Background: In most eukaryotic cells, there is a relationship between cell size and proliferative capacity. For example, in order to commit to cell division, the yeast Saccharomyces cerevisiae must attain a "critical cell size." This mechanism coordinates growth with cell division to maintain cell size homeostasis. Because very few cell size control genes are known, the genetic pathways responsible for cell size homeostasis remain obscure. Furthermore, elucidation of the mechanism of cell size homeostasis has been recalcitrant to genetic analysis primarily due to the difficulty in cloning cell size control genes.
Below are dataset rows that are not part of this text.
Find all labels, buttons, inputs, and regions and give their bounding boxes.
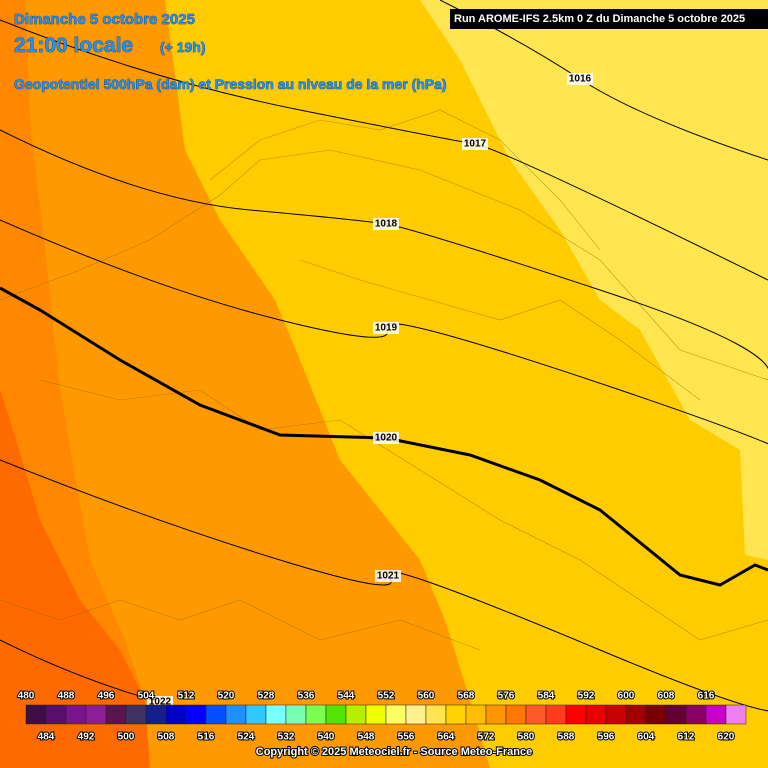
- scale-swatch: [105, 704, 127, 725]
- scale-swatch: [245, 704, 267, 725]
- isobar-label-bg: [462, 138, 488, 150]
- scale-swatch: [585, 704, 607, 725]
- scale-swatch: [705, 704, 727, 725]
- scale-swatch: [525, 704, 547, 725]
- scale-label: 484: [38, 732, 55, 743]
- scale-swatch: [685, 704, 707, 725]
- scale-label: 488: [58, 691, 75, 702]
- scale-swatch: [125, 704, 147, 725]
- isobar-label-bg: [375, 570, 401, 582]
- scale-label: 548: [358, 732, 375, 743]
- scale-label: 512: [178, 691, 195, 702]
- scale-label: 520: [218, 691, 235, 702]
- scale-swatch: [25, 704, 47, 725]
- scale-swatch: [385, 704, 407, 725]
- scale-swatch: [85, 704, 107, 725]
- time: 21:00 locale: [14, 34, 133, 57]
- date: Dimanche 5 octobre 2025: [14, 11, 195, 28]
- scale-swatch: [265, 704, 287, 725]
- scale-swatch: [185, 704, 207, 725]
- scale-label: 616: [698, 691, 715, 702]
- scale-label: 552: [378, 691, 395, 702]
- isobar-label: 1020: [375, 433, 398, 444]
- scale-swatch: [665, 704, 687, 725]
- borders: [0, 109, 768, 651]
- isobar-label: 1021: [377, 571, 400, 582]
- scale-label: 540: [318, 732, 335, 743]
- scale-swatch: [285, 704, 307, 725]
- isobar-label: 1022: [149, 697, 172, 708]
- scale-label: 508: [158, 732, 175, 743]
- field-556: [420, 0, 768, 560]
- scale-swatch: [165, 704, 187, 725]
- scale-label: 528: [258, 691, 275, 702]
- scale-swatch: [425, 704, 447, 725]
- scale-swatch: [305, 704, 327, 725]
- scale-swatch: [605, 704, 627, 725]
- isobar-label-bg: [373, 322, 399, 334]
- scale-label: 592: [578, 691, 595, 702]
- field-568: [0, 0, 490, 768]
- scale-label: 612: [678, 732, 695, 743]
- scale-swatch: [345, 704, 367, 725]
- scale-label: 576: [498, 691, 515, 702]
- scale-label: 620: [718, 732, 735, 743]
- isobar-label-bg: [373, 432, 399, 444]
- scale-label: 500: [118, 732, 135, 743]
- isobar-label-bg: [567, 73, 593, 85]
- scale-swatch: [505, 704, 527, 725]
- scale-swatch: [485, 704, 507, 725]
- scale-label: 524: [238, 732, 255, 743]
- copyright: Copyright © 2025 Meteociel.fr - Source M…: [256, 746, 532, 758]
- scale-swatch: [545, 704, 567, 725]
- scale-swatch: [465, 704, 487, 725]
- scale-label: 588: [558, 732, 575, 743]
- scale-label: 504: [138, 691, 155, 702]
- isobar-label: 1018: [375, 219, 398, 230]
- scale-label: 600: [618, 691, 635, 702]
- scale-label: 556: [398, 732, 415, 743]
- scale-label: 532: [278, 732, 295, 743]
- run-info: Run AROME-IFS 2.5km 0 Z du Dimanche 5 oc…: [454, 13, 745, 25]
- scale-label: 536: [298, 691, 315, 702]
- scale-swatch: [365, 704, 387, 725]
- scale-label: 608: [658, 691, 675, 702]
- scale-swatch: [645, 704, 667, 725]
- scale-label: 596: [598, 732, 615, 743]
- isobar-label-bg: [373, 218, 399, 230]
- scale-label: 580: [518, 732, 535, 743]
- scale-swatch: [445, 704, 467, 725]
- scale-swatch: [625, 704, 647, 725]
- isobar-label: 1019: [375, 323, 398, 334]
- scale-swatch: [145, 704, 167, 725]
- scale-swatch: [65, 704, 87, 725]
- scale-swatch: [565, 704, 587, 725]
- isobars: [0, 0, 768, 712]
- scale-label: 480: [18, 691, 35, 702]
- scale-swatch: [205, 704, 227, 725]
- isobar-label: 1016: [569, 74, 592, 85]
- scale-swatch: [225, 704, 247, 725]
- scale-swatch: [405, 704, 427, 725]
- scale-label: 544: [338, 691, 355, 702]
- scale-label: 564: [438, 732, 455, 743]
- scale-label: 568: [458, 691, 475, 702]
- scale-swatch: [325, 704, 347, 725]
- lead-time: (+ 19h): [160, 39, 206, 55]
- scale-label: 560: [418, 691, 435, 702]
- scale-swatch: [725, 704, 747, 725]
- subtitle: Geopotentiel 500hPa (dam) et Pression au…: [14, 76, 447, 92]
- scale-label: 584: [538, 691, 555, 702]
- scale-label: 572: [478, 732, 495, 743]
- scale-label: 604: [638, 732, 655, 743]
- scale-label: 516: [198, 732, 215, 743]
- isobar-label: 1017: [464, 139, 487, 150]
- scale-label: 496: [98, 691, 115, 702]
- scale-swatch: [45, 704, 67, 725]
- run-box: [450, 9, 768, 29]
- scale-label: 492: [78, 732, 95, 743]
- field-572: [0, 390, 150, 768]
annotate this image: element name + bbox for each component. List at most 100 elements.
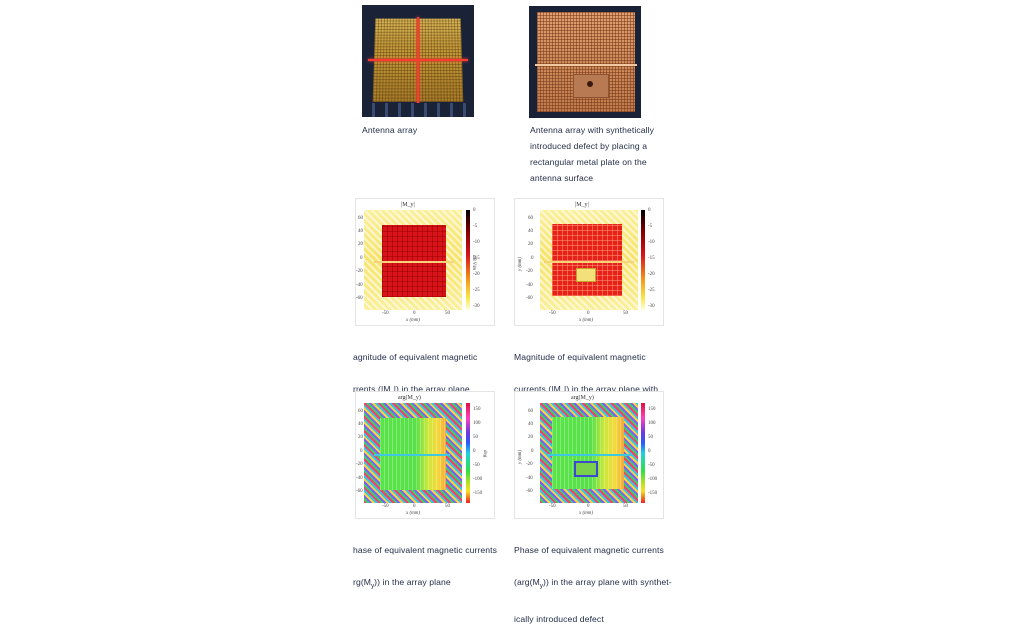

Results: To identify new size control genes, the effect of 5958 single gene deletions (4792 homozygous and 1166 heterozygous gene deletions) on cell size in yeast grown to saturation was systematically determined. From these data, 49 genes were identified that dramatically altered cell size. Of these, 34 are involved in transcription, signal transduction, or cell cycle control; 88% of these genes have putative human homologs. Sixteen genes regulate cell size in a dosage-dependent manner, and the majority of mutants identified fail to correctly exit the cell cycle. Many of these genes are components of Ccr4-Not transcriptional complexes or function in the PKC-MAP kinase pathway. These genes may modulate cell size by altering the expression or activity of G1-phase cyclins.
Conclusions: These results illustrate how systematic genetic screens can be used to dissect intricate biological processes that are refractory to classic genetic approaches. This genomic-wide genetic screen yielded 46 new cell size mutants and systematically assessed the effect of 5958 single gene deletions on cell size as cells exited the cell cycle.